NATO tried to underestimate importance of NATO-Russia Council meeting – Rogozin

BRUSSELS. Dec 1 (Interfax) – The opponents of development of Russia-NATO relations have made an attempt to underestimate the importance of the ministerial meeting within the framework of the NATO- Russia Council, which is scheduled for December 4, Russian envoy at NATO, Dmitry Rogozin, told Interfax on Tuesday.

“We need to state a sad fact: there are still influential forces in NATO, which demonstrate a lack of any political will to develop relations with Russia,” Rogozin said.

Rogozin said an unsanctioned meeting of the NATO-Russia Council took place on Tuesday morning at the initiative of NATO Secretary General Anders Fogh Rasmussen, where an attempt was made to reach agreements on a number of important documents. However, the attempt failed.

“The actions taken by some delegations in the NATO-Russia Council have in effect cast doubt on the filling of the upcoming ministerial meeting with real content,” Rogozin said. Russian Foreign Minister Sergei Lavrov is among the people expected to take part in the upcoming meeting, Rogozin said.

Rogozin said the participants in the meeting held on Tuesday morning tried to discuss three documents. “The first one was a draft instruction to begin a survey of general threats, the second was a program of the NATO-Russia Council for 2010, and the third one is related to the improvement of the NATO-Russia Council and the modernization of its work,” Rogozin said.

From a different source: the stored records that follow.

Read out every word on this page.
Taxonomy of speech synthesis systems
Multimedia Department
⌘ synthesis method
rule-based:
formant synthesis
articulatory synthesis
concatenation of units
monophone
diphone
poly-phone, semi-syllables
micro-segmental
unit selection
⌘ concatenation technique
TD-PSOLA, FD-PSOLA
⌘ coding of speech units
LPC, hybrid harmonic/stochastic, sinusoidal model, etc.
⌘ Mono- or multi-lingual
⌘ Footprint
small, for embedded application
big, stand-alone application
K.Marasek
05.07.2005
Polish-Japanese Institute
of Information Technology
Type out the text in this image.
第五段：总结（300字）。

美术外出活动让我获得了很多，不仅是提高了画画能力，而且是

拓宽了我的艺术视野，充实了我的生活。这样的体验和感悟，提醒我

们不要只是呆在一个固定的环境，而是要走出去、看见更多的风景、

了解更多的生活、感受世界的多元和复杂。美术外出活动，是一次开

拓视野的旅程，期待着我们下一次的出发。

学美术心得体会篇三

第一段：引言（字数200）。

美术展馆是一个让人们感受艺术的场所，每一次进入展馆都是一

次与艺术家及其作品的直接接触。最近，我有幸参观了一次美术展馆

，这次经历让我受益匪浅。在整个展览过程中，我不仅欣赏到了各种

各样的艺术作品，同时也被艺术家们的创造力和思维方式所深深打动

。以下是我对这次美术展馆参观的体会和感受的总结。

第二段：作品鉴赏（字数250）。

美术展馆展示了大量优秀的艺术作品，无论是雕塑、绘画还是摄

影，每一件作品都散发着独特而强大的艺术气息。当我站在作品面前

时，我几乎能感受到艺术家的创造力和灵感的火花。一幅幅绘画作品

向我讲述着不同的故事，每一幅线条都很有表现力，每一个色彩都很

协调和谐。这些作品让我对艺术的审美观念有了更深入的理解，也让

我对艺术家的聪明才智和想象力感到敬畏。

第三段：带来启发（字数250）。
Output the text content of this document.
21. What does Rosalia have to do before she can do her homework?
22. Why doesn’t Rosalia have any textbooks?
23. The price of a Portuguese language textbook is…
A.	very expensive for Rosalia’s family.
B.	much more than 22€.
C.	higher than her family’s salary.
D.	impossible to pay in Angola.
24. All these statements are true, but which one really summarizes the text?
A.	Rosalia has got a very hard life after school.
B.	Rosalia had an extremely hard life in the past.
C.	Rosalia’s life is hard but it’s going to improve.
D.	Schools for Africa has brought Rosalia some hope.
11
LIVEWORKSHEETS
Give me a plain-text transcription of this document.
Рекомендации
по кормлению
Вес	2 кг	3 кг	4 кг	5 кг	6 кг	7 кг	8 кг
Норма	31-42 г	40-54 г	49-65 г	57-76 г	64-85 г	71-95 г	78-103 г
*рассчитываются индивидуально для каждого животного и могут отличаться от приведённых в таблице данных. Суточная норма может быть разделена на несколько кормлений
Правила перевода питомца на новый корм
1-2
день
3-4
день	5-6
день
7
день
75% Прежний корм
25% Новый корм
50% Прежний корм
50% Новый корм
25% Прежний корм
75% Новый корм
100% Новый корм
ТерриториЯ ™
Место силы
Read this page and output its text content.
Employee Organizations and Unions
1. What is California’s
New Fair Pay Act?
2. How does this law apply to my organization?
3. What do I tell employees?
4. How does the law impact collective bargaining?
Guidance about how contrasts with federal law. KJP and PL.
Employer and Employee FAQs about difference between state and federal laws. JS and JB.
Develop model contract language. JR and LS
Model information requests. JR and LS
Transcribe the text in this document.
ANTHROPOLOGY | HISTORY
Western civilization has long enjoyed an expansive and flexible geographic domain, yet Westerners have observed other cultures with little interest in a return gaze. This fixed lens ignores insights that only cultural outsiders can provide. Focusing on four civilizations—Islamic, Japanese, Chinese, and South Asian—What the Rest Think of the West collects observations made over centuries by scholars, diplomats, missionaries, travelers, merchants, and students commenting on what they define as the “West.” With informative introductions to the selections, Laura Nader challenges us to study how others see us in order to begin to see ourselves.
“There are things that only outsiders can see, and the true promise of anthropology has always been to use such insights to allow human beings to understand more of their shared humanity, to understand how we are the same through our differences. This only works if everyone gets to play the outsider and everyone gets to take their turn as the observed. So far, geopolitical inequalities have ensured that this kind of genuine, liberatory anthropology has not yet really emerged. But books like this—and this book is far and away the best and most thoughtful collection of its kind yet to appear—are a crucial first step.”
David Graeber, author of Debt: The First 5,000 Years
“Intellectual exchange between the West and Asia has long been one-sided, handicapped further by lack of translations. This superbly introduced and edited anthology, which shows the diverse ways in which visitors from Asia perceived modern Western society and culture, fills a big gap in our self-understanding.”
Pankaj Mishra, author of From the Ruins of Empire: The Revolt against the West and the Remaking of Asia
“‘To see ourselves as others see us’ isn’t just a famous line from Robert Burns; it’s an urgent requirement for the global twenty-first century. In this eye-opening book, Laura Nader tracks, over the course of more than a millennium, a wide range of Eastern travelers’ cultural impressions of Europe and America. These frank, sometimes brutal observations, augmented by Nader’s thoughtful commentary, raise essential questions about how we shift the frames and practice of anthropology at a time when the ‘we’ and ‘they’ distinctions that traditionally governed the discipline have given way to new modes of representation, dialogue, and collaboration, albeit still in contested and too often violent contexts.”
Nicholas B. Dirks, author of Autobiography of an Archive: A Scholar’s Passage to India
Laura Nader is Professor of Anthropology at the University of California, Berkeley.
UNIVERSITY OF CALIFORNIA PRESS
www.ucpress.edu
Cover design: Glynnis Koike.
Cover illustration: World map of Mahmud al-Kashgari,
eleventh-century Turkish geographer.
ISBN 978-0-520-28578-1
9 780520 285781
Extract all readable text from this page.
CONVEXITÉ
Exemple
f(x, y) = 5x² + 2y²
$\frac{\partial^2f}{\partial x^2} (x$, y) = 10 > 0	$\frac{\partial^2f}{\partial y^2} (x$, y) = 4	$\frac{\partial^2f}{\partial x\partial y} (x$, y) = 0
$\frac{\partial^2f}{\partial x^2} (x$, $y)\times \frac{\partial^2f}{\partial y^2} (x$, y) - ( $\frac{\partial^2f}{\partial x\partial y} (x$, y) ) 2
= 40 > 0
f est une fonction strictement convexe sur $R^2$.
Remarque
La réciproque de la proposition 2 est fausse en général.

Russia had serious question about the most recent version of the texts,” Rogozin said. “The thing is that, for example, some delegations are trying to ‘kill’ our proposals on further work of the NATO-Russia Council, mainly, the areas in which Russia tried to solidify cooperation with NATO at the needed level,” Rogozin said.

Rogozin said he has asked his colleagues in NATO to include in the text missing basic elements relating to the activities of the NATO-Russia Council. “Nevertheless, some delegations, primarily the Canadian one and those who supported it, have blocked the adoption of all the documents submitted to the ministerial level, that is, to the December 4 meeting,” he aid.

Rogozin said he still hopes the NATO general secretary will take additional measures “to convince skeptics to keep the ministerial meeting from being objectless.”